Bradwell Institute put out the call and the Fort Stewart-Hunter Army Airfield U.S. Army Medical Department Activity Ambassadors answered the call by teaching high school students human anatomy in the classroom for the day Dec. 5.

Human Anatomy teacher, Pamela Donald, wanted to give her students a different viewpoint on the subject garnered from real life experiences, versus just from a textbook. So, she put in a request to have speakers in the medical field come to her classroom to teach. Students had the opportunity to learn human anatomy from three different areas: parasites/autopsy, public health, and neuro-muscular topics.

"Having guest speakers from Winn Army is very important to our students," Donald explained, "because a lot of them have parents who are military or have been prior military."

One Ambassador, Diane Carlton, a nurse and health promotion coordinator at Winn Army Community Hospital, immediately jumped at the chance to teach these young people about Army public health nursing. Carlton said it is important to teach them how they can take better care of their bodies by making good choices. She said her reason for becoming an Ambassador is two-fold, one, to touch the community beyond the gates and two, to determine the needs of those beneficiaries whom they serve.

"We're going to gain more experience," Carlton said. "Also, so the next opportunity that we get to come out into the community surely we'll be more equipped, more empowered to know exactly what the needs are for the young people."

Nurses are an integral part of medicine and high school senior Shawn Martin's career goal is to become a emergency room nurse. He said his becoming a nurse would benefit not only himself, but his colleagues as well.

"Sometimes you have to lift people like physically," Martin said, "You actually need more male nurses for support."

Martin was a student in the public health class and said he was thinking about his grandmother during the Tobacco Cessation portion of the presentation. His grandmother was a smoker from the time she was a teenager until she was diagnosed with emphysema two years ago. Martin said he appreciated having the presenters come out to the school.

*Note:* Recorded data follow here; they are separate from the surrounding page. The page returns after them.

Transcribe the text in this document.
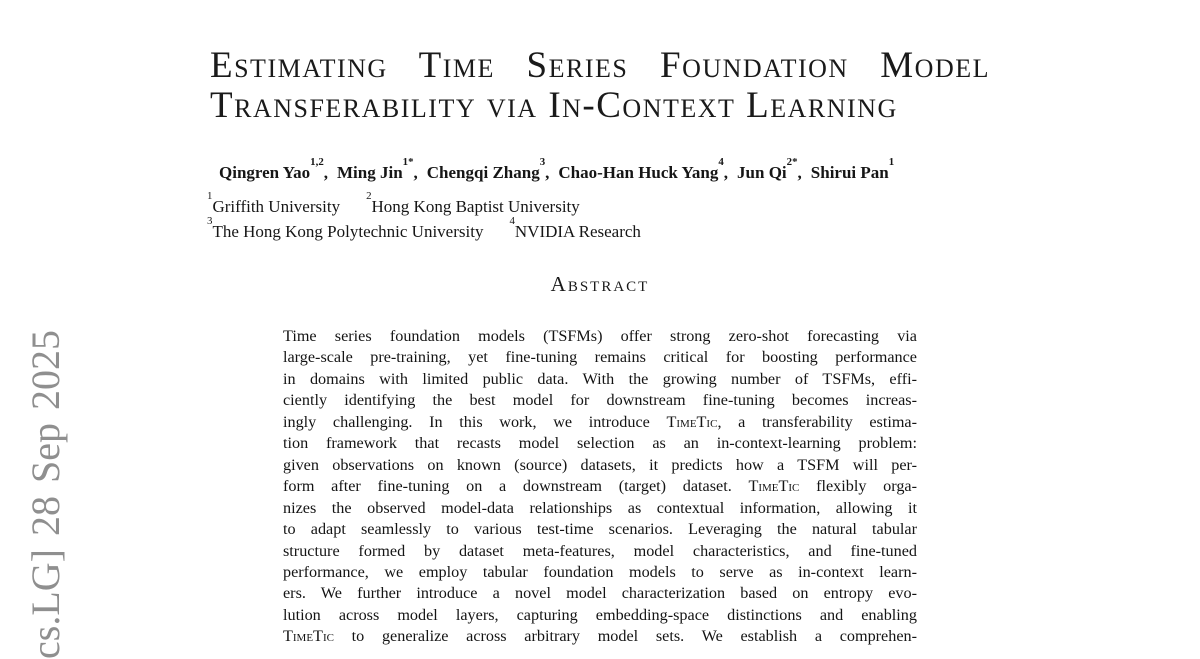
cs.LG] 28 Sep 2025
Estimating Time Series Foundation Model
Transferability via In-Context Learning
Qingren Yao$^{1,2}$, Ming Jin$^{1*}$, Chengqi Zhang$^3$, Chao-Han Huck Yang$^4$, Jun $Qi^{2*}$, Shirui Pan$^1$
$^1$Griffith University$^2$Hong Kong Baptist University
$^3$The Hong Kong Polytechnic University$^4$NVIDIA Research
Abstract
Time series foundation models (TSFMs) offer strong zero-shot forecasting via
large-scale pre-training, yet fine-tuning remains critical for boosting performance
in domains with limited public data. With the growing number of TSFMs, effi-
ciently identifying the best model for downstream fine-tuning becomes increas-
ingly challenging. In this work, we introduce TimeTic, a transferability estima-
tion framework that recasts model selection as an in-context-learning problem:
given observations on known (source) datasets, it predicts how a TSFM will per-
form after fine-tuning on a downstream (target) dataset. TimeTic flexibly orga-
nizes the observed model-data relationships as contextual information, allowing it
to adapt seamlessly to various test-time scenarios. Leveraging the natural tabular
structure formed by dataset meta-features, model characteristics, and fine-tuned
performance, we employ tabular foundation models to serve as in-context learn-
ers. We further introduce a novel model characterization based on entropy evo-
lution across model layers, capturing embedding-space distinctions and enabling
TimeTic to generalize across arbitrary model sets. We establish a comprehen-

"It excites me more, because I'm learning more information ahead of time that will actually give me the reason to study actually what I want to do," Martin said.

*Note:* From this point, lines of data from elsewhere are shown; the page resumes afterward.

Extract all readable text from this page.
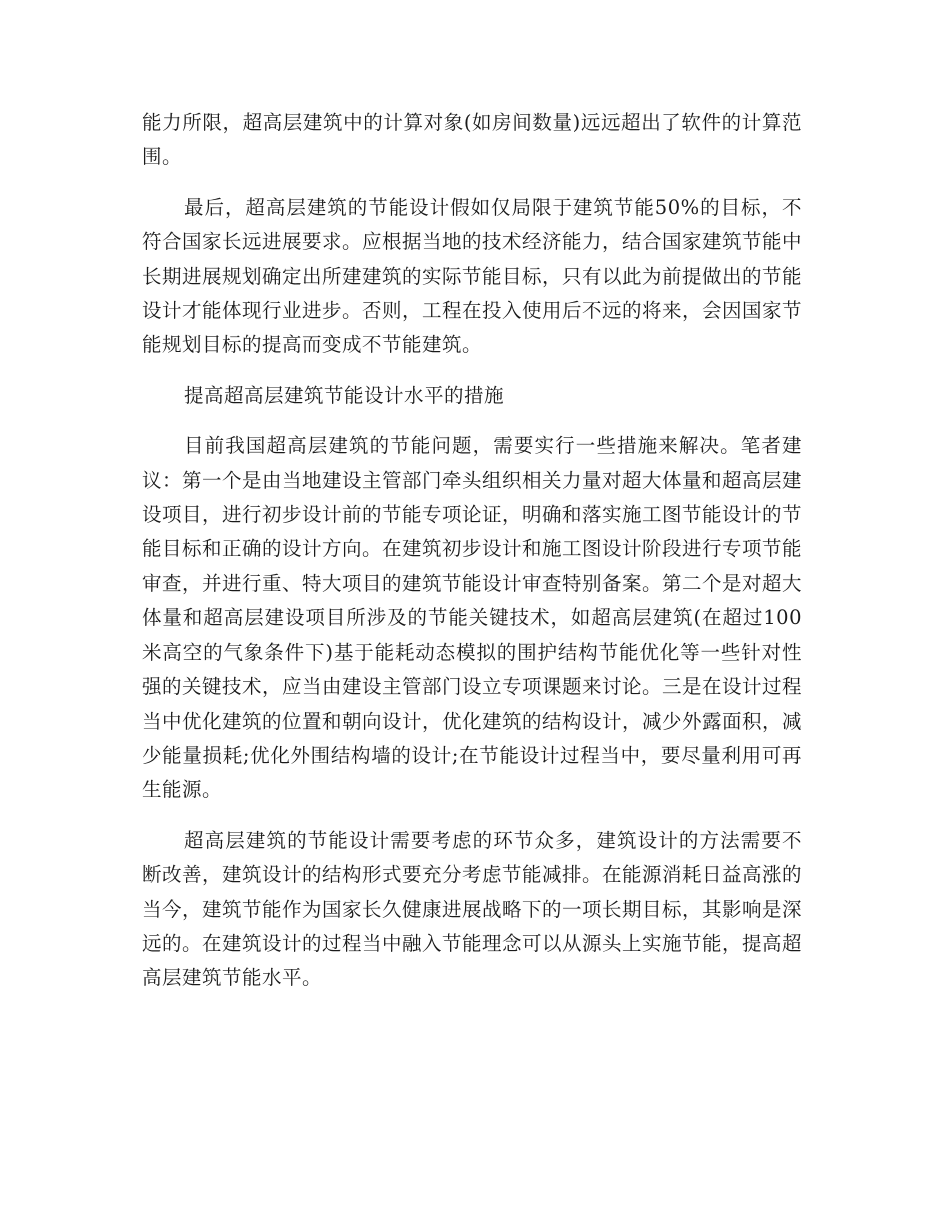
能力所限，超高层建筑中的计算对象(如房间数量)远远超出了软件的计算范围。

最后，超高层建筑的节能设计假如仅局限于建筑节能50%的目标，不符合国家长远进展要求。应根据当地的技术经济能力，结合国家建筑节能中长期进展规划确定出所建建筑的实际节能目标，只有以此为前提做出的节能设计才能体现行业进步。否则，工程在投入使用后不远的将来，会因国家节能规划目标的提高而变成不节能建筑。

提高超高层建筑节能设计水平的措施

目前我国超高层建筑的节能问题，需要实行一些措施来解决。笔者建议：第一个是由当地建设主管部门牵头组织相关力量对超大体量和超高层建设项目，进行初步设计前的节能专项论证，明确和落实施工图节能设计的节能目标和正确的设计方向。在建筑初步设计和施工图设计阶段进行专项节能审查，并进行重、特大项目的建筑节能设计审查特别备案。第二个是对超大体量和超高层建设项目所涉及的节能关键技术，如超高层建筑(在超过100米高空的气象条件下)基于能耗动态模拟的围护结构节能优化等一些针对性强的关键技术，应当由建设主管部门设立专项课题来讨论。三是在设计过程当中优化建筑的位置和朝向设计，优化建筑的结构设计，减少外露面积，减少能量损耗;优化外围结构墙的设计;在节能设计过程当中，要尽量利用可再生能源。

超高层建筑的节能设计需要考虑的环节众多，建筑设计的方法需要不断改善，建筑设计的结构形式要充分考虑节能减排。在能源消耗日益高涨的当今，建筑节能作为国家长久健康进展战略下的一项长期目标，其影响是深远的。在建筑设计的过程当中融入节能理念可以从源头上实施节能，提高超高层建筑节能水平。
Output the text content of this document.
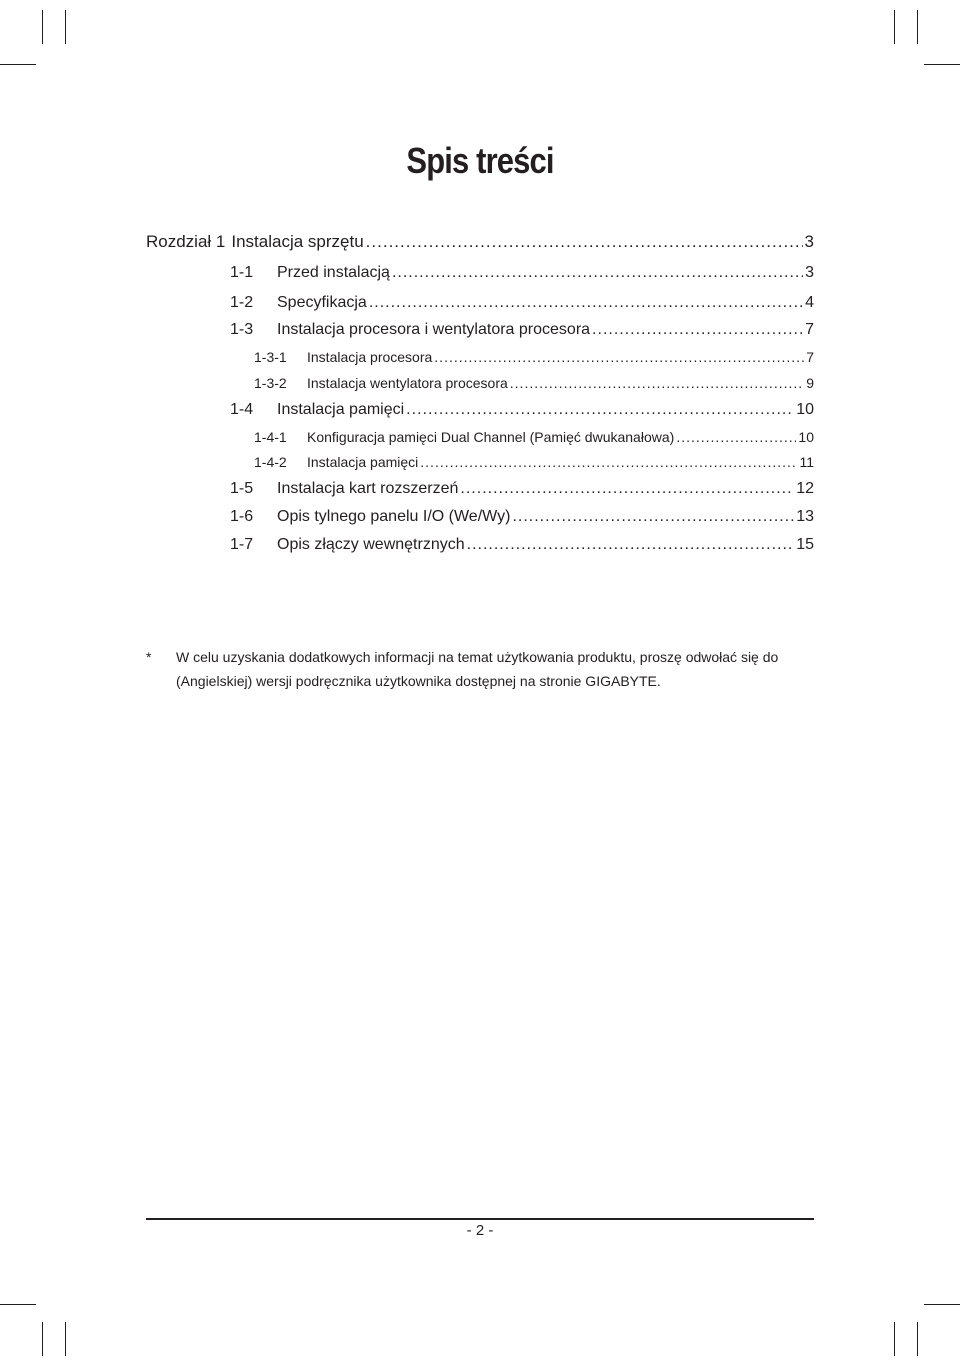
Spis treści
Rozdział 1 Instalacja sprzętu .....	3
1-1	Przed instalacją .....	3
1-2	Specyfikacja .....	4
1-3	Instalacja procesora i wentylatora procesora .....	7
1-3-1	Instalacja procesora .....	7
1-3-2	Instalacja wentylatora procesora .....	9
1-4	Instalacja pamięci .....	10
1-4-1	Konfiguracja pamięci Dual Channel (Pamięć dwukanałowa) .....	10
1-4-2	Instalacja pamięci .....	11
1-5	Instalacja kart rozszerzeń .....	12
1-6	Opis tylnego panelu I/O (We/Wy) .....	13
1-7	Opis złączy wewnętrznych .....	15
* W celu uzyskania dodatkowych informacji na temat użytkowania produktu, proszę odwołać się do
(Angielskiej) wersji podręcznika użytkownika dostępnej na stronie GIGABYTE.
- 2 -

Carlton agrees with Martin's assessment. She said the students will go beyond a classroom setting, and with the presentations they get to see what happens after graduation.

"We're giving them an example of nurses that are civilian nurses," Carlton said. "Nurses are Public Health Nurses, and active-duty, so it gives them a range of knowing that nursing is just not bedside nursing, it's more than that. You're teaching, you're out into the community, you're doing many things, so they're going to get a big open view and look at … 'Oh wow, when I get out of this classroom this is a possibility of what I could do as a career.'"

Maj. Beatriz Martinez, a nurse practitioner at Tuttle Army Health Clinic drove more than 50 miles to Hinesville to give her presentation.

"I think it helped me give them an understanding of yes, I'm in the medical field and I was teaching them a lesson about neural muscular systems, but how do we apply that," Martinez asked. "How do I apply that in my field as a nurse practitioner? Not only did I apply it in the hospital in a normal setting like here, but also kind of opened their focus and say 'you know what there's more out there.'"

This is the second time this quarter the Ambassadors had the chance to lend a helping hand to the students, teachers, faculty and staff at Bradwell. The presentations went so well, US Army MEDDAC Ambassadors have been asked to come back to the school during the spring semester to instruct a new group of students.